(3 of 6)
At these meetings, Wisconsin's slim, serious young Governor talked in significantly vague terms about his own future and the nation's. Conferees and the press, to whom Phil La Follette maintained an air of tantalizing secrecy, were led to believe that something significant was afoot. The belief was substantiated last fortnight when the Governor delivered four voluminous radio speeches on successive nights. Gist of last fortnight's radio speeches was: 1) that both La Follettes had broken with Franklin Roosevelt when he hopefully cut down on spending a year ago, and 2) that a message of first national importance would be forthcoming at last week's meeting in Madison.
An immediate impression which many an observer got from the animadversions at Madison was that they were characterized by a refreshing and appealing amateurism.
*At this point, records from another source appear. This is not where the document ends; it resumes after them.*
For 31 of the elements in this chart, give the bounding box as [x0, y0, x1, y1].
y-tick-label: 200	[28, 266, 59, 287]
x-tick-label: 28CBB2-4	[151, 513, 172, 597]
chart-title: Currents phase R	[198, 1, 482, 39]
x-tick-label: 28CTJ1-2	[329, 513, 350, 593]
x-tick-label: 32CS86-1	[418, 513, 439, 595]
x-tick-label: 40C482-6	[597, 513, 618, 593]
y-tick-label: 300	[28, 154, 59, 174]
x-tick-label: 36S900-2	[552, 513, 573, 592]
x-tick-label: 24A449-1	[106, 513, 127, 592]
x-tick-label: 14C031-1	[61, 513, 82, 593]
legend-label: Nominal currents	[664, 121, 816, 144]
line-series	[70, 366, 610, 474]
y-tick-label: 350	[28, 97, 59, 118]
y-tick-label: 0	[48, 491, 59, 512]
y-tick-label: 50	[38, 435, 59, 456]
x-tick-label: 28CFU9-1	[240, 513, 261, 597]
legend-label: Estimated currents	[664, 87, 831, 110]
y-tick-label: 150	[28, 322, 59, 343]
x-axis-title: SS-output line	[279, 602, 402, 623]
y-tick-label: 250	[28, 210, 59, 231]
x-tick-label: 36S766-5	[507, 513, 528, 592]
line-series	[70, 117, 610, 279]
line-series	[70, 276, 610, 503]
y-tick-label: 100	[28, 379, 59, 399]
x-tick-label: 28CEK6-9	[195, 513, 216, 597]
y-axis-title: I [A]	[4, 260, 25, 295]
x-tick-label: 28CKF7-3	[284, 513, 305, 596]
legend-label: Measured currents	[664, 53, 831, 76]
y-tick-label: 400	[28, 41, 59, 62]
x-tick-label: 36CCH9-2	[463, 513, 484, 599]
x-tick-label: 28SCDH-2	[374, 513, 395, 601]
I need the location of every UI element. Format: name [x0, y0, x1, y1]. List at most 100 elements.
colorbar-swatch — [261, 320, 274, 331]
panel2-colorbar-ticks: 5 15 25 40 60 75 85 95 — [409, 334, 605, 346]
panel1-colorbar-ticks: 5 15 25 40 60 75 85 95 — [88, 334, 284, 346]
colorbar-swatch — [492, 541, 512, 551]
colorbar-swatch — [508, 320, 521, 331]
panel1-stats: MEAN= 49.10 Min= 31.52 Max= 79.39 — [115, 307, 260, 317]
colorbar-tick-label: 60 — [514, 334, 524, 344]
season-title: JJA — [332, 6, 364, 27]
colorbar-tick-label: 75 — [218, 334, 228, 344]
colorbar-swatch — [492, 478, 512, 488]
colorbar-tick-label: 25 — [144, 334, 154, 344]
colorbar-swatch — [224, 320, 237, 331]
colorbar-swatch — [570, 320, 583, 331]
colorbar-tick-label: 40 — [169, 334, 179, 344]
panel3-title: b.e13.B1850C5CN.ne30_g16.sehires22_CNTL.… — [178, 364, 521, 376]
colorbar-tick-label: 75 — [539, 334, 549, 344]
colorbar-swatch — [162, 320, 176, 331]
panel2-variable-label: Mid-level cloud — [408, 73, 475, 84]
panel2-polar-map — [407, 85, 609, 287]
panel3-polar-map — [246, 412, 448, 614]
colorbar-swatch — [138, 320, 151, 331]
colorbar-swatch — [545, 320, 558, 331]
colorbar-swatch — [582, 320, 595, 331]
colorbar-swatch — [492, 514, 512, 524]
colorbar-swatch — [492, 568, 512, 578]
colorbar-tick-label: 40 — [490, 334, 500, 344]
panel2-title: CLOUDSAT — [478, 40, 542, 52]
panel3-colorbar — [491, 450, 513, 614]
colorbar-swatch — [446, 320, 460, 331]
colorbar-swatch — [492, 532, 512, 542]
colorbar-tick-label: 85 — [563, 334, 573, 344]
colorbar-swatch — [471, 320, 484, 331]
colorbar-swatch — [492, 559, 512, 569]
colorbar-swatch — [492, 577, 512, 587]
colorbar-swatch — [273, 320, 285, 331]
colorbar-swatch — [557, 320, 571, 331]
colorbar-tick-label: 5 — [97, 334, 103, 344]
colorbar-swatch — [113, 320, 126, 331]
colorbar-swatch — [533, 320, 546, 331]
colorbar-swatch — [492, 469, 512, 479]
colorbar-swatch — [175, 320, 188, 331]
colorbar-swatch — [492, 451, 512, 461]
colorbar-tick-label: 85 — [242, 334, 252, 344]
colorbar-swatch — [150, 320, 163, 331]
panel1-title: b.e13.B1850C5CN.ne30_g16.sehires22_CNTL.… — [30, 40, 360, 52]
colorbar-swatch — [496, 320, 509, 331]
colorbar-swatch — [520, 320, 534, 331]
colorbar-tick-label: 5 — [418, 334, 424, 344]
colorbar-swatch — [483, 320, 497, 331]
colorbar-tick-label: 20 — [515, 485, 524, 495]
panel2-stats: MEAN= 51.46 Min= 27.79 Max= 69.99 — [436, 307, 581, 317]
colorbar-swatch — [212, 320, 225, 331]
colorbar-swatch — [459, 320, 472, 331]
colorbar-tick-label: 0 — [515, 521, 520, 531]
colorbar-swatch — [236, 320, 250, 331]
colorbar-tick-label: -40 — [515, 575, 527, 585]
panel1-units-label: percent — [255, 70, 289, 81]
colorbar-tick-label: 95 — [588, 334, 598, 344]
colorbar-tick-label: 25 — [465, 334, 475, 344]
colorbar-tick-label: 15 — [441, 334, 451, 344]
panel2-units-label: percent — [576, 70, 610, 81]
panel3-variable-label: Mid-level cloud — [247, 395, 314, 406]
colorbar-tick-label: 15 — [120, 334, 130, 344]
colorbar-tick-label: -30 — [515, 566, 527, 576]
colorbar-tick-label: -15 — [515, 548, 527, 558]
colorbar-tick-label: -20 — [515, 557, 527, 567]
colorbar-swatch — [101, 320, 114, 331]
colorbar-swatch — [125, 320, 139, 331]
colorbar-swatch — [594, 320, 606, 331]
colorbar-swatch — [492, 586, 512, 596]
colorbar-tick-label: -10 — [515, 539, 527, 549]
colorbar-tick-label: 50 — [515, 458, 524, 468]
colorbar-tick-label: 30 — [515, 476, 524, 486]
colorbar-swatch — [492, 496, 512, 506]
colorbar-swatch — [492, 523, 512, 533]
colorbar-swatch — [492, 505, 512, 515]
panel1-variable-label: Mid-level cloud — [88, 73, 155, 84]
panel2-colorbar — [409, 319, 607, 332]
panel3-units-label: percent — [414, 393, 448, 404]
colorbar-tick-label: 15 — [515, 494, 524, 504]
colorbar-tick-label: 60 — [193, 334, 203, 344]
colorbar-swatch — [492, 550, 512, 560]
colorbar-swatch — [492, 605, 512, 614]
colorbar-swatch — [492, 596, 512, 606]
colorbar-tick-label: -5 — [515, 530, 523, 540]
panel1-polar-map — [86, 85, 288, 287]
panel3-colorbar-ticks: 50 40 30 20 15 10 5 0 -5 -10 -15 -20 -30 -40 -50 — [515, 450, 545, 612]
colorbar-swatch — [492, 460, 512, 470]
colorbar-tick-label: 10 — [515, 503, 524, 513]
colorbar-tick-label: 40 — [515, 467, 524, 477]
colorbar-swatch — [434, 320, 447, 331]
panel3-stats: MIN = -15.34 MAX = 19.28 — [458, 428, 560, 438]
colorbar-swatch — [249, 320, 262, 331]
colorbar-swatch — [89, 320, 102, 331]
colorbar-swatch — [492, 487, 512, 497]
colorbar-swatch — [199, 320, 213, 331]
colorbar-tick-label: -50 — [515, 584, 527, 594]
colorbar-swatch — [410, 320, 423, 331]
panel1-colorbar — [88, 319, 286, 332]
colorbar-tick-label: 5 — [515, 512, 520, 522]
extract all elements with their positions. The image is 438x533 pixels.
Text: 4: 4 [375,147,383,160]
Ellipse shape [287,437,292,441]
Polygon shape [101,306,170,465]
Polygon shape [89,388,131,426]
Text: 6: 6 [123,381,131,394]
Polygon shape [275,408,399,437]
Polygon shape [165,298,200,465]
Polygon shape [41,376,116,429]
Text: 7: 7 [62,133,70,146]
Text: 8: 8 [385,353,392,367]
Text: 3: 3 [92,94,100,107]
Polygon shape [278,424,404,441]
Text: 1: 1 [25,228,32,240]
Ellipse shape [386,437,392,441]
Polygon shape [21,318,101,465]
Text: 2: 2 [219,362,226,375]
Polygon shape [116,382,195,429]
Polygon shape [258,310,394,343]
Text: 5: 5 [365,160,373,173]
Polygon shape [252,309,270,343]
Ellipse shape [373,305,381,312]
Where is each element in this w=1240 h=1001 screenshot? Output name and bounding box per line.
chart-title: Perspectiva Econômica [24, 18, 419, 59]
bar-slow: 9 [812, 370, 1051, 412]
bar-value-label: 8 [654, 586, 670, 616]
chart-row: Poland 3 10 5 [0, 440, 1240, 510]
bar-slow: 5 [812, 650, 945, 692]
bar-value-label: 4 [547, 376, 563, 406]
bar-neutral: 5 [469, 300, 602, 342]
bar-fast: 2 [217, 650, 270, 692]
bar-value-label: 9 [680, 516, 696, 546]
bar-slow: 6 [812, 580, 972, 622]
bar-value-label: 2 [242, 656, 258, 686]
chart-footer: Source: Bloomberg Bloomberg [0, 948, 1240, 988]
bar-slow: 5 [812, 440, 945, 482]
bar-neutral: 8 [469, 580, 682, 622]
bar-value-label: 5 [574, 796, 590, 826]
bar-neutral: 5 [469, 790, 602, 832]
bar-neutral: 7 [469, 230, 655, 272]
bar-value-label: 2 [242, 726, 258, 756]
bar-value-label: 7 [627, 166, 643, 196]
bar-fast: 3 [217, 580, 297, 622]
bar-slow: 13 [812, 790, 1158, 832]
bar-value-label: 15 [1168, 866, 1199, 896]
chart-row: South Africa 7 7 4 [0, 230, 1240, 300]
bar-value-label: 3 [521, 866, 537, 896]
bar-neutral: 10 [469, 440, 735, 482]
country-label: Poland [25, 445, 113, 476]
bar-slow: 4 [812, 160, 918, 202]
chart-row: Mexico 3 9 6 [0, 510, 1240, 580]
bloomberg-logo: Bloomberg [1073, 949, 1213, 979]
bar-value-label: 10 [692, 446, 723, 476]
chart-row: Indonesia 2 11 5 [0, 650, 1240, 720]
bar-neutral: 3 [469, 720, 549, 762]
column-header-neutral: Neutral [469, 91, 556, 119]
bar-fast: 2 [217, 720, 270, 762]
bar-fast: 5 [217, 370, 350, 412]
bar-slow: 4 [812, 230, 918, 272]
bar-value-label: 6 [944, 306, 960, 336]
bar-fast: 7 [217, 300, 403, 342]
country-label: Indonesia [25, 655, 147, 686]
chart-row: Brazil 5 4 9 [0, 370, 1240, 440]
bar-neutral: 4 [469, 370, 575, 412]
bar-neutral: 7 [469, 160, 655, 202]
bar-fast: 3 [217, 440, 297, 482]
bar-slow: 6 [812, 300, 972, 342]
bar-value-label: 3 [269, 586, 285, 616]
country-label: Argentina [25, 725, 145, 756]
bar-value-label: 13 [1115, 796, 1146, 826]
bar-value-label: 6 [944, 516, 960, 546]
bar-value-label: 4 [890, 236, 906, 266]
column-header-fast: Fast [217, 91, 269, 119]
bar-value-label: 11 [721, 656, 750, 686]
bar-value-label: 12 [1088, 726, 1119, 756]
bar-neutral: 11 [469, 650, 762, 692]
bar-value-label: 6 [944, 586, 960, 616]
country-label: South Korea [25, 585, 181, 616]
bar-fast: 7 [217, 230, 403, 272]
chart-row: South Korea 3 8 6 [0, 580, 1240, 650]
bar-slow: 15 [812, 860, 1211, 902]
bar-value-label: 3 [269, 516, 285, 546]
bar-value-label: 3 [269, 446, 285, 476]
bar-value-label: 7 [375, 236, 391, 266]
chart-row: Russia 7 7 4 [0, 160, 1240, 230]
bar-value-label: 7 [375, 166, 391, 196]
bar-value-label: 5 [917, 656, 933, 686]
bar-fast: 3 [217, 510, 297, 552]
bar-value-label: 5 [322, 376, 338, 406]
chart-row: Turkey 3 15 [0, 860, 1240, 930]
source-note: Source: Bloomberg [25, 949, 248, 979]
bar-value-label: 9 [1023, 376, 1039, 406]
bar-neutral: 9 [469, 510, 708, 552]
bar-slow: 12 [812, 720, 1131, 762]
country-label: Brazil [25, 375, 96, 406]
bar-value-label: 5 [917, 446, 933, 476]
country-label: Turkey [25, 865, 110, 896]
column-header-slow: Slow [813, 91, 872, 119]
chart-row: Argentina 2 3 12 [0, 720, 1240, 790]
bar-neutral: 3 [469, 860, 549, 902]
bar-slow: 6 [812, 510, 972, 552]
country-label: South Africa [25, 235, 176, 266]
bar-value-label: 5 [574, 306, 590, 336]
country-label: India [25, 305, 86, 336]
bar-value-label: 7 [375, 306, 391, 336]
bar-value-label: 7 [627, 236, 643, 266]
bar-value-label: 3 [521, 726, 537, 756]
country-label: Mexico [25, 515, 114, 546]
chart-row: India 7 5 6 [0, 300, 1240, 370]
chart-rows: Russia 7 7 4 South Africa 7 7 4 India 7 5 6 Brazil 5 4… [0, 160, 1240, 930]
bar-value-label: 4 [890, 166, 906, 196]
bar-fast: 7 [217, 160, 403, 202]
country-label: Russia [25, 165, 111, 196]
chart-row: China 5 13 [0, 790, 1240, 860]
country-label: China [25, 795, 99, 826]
To this sort of audience, Governor La Follette's five-point manifesto and 9,000-word speech, apparently a family collaboration, failed to present even a pretense of a formal body of policy for progressives or anyone else to unite on. But they indicated a thorough awareness that "for ten years the Republicans and Democrats have been fumbling the ball," that the rest of the world was even worse off, and gave evidence that if Phil La Follette could not come up with a polished orchestration of what to do about it, he was supremely confident that he could play his way out by ear.
Manifesto on which the La Follette Progressive Party proposed to unite was summarized in five points which called for: 1) public "ownership and control of money and credit"; 2) restoring "to every American the absolute right to earn his living by the sweat of his brow"; 3) granting "the Executive branch power to get things done . . . with ample guarantees against . . . abuse of such power"; 4) security for "those who work on the farm and in the city . . . measured by ... contribution"; 5) no more "coddling or spoon-feeding . . . restore to every American the opportunity to help himself. After that, he can sink or swim."
Phil La Follette's points obviously did not add up to a clear-cut set of governmental principles. His one pass at an economic technicality, the brief proposal of Government control of credit, was nowhere amplified. At very least it would mean nationalization of the Federal Reserve banks. At most, it would mean nationalization of the entire banking system. But when he waded into his speech, Phil La Follette spread himself enthusiastically and, to many a listener, compellingly over half the isms in the social and political dictionaries.